Now, my first instinct was to skip right to the Multifocal 3-Zone lens. No more glasses at any distance? Sweet! But I work as a graphic designer and love photography. The idea of losing any contrast in my vision scared the shit out of me. Would I even be able to do my job any more if I lost contrast? This is mostly a factor in low-light conditions, but it can creep into any situation because the light entering your eye is split between three focal zones. Most people in most situations would be fine with that. But after telling the doctor my concerns, she agreed that I'd be "safer" with the 2-Zone lens because the light is only split between two focal zones. This gives me the best compromise between not wanting to wear glasses and preserving the most contrast in my vision. Since these lenses are going inside your eye, it's not like I could replace the three-zone lenses easily or cheaply, so better safe than sorry.

Pacific Cataract and Laser prefers Alcon brand lenses, and their 2-Zone lens is called AcrySof IQ Vivity. I, of course, read reviews and experiences online from people who had this lens implanted, and no red flags were raised. Yes, there were a few people unhappy with them, but those were outlier opinions that didn't match what the vast majority of people were saying.

CHOICE #2: Which anesthesia is right for you? Which, to me, wasn't a choice at all, but I'm not everybody. I was given two options...

  1. Paralyzing Injection. Let's just cut to the chase... they stick a syringe full of paralyzing solution via a small needle under and behind your eyeball to paralyze the muscles which allow you to move your eye (which also removes your ability to blink).
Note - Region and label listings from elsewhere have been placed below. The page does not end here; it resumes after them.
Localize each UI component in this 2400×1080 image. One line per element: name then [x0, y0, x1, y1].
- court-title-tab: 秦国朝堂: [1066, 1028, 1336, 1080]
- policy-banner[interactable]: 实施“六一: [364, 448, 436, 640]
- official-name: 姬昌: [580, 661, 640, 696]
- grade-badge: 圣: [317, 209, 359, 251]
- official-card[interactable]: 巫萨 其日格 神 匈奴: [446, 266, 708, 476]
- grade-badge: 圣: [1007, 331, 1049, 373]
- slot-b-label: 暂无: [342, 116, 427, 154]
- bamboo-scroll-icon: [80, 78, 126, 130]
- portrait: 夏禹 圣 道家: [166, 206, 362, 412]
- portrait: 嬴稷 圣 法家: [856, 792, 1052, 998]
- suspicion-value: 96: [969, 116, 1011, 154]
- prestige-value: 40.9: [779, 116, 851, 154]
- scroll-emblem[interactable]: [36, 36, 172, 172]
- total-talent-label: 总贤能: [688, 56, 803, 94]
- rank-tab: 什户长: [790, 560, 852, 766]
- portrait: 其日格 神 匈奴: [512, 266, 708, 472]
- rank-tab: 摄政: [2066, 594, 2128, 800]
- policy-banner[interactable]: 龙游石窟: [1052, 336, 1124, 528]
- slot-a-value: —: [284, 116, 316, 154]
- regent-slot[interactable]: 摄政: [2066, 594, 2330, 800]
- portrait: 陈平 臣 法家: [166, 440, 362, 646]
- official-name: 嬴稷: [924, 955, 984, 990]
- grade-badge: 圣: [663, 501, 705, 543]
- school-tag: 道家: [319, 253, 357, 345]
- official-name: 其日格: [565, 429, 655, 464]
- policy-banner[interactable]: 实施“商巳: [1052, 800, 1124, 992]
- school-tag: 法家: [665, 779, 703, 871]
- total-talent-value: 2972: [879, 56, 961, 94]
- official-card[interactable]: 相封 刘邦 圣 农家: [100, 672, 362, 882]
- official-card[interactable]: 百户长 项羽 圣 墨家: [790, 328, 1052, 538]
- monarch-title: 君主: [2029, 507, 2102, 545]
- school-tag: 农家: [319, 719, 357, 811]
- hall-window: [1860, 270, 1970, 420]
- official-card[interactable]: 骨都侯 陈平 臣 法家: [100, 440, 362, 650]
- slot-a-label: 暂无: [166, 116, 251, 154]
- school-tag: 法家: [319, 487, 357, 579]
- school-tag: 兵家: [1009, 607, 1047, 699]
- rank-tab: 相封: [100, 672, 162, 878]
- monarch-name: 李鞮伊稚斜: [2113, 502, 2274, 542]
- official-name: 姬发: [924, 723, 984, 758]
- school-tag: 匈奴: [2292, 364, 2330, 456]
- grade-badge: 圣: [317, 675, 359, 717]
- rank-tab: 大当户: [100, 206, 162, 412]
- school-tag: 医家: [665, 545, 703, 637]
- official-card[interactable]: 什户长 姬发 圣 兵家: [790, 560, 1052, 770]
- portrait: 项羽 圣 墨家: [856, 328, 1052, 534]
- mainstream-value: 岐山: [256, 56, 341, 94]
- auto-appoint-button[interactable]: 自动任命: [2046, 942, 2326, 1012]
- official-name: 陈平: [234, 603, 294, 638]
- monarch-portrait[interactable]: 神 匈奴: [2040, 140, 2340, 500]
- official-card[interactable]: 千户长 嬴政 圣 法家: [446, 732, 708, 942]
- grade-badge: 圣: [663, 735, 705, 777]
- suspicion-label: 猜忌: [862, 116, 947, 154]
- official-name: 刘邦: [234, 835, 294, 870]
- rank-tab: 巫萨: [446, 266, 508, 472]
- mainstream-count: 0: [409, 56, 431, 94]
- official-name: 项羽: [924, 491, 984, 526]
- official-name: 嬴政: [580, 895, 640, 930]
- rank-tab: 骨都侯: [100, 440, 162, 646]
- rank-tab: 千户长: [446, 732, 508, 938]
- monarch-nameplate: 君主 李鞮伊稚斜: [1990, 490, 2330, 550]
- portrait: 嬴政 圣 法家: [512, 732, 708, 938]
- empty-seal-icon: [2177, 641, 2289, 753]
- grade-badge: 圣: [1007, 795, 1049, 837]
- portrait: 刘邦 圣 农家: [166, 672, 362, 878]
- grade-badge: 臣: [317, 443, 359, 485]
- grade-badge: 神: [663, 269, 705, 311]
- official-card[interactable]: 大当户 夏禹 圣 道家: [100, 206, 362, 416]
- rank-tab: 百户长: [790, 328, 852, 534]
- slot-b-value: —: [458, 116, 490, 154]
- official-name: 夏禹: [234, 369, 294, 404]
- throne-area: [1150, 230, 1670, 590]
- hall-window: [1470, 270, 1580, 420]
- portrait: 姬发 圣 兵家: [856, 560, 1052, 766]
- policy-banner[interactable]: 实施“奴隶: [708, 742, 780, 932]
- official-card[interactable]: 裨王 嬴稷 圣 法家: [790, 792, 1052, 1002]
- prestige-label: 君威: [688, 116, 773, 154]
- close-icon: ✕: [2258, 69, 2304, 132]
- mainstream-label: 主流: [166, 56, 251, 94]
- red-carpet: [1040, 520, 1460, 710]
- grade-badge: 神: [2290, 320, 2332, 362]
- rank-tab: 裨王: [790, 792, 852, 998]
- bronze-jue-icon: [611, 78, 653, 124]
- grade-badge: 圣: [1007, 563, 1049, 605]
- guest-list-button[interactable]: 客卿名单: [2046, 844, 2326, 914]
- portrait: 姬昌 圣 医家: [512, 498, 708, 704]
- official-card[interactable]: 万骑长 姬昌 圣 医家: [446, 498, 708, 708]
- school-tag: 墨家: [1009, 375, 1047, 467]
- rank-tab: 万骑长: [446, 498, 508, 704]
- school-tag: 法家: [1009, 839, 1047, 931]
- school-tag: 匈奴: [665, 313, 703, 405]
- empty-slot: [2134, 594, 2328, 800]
I heard this and was like "SIGN ME UP!" Because it seems as though NOT HAVING YOUR EYE MOVING AROUND WHILE SOMEBODY IS CUTTING INTO IT IS A NO-BRAINER. Spoiler Alert: You feel a small pinch. That's it. The paralysis wears off about 3-1/2 to 4 hours after surgery. The only residual pain is from your top eyelid being taped over your bottom eyelid so your eye doesn't dry out while you're unable to blink. I also felt where they poked me a little bit for a few hours after the paralysis wore off. No regrets. Highest possible recommendation. Safer for you. Easier for your surgeon. 17 out of 5 stars.
  2. Topical Anesthetizing. I asked the guy injecting the paralyzing solution into my eye muscles why in the heck anybody would choose to not have it. His answer? Fear of needles. For people with that fear, they offer a topical anesthesia which makes it so you can't feel any pain while they're operating on you, and no needles are involved. I cannot fathom going this route. They offer an oral anti-anxiety drug for people to not freak out during surgery, but they give it to you before your eye is either paralyzed or anesthetized, so that may help you with the whole needle thing. I've done all this before, so I didn't need the drugs... but you should ask the doctor about it if you think you might need them.

And thats the end of Part Two. Tomorrow we operate!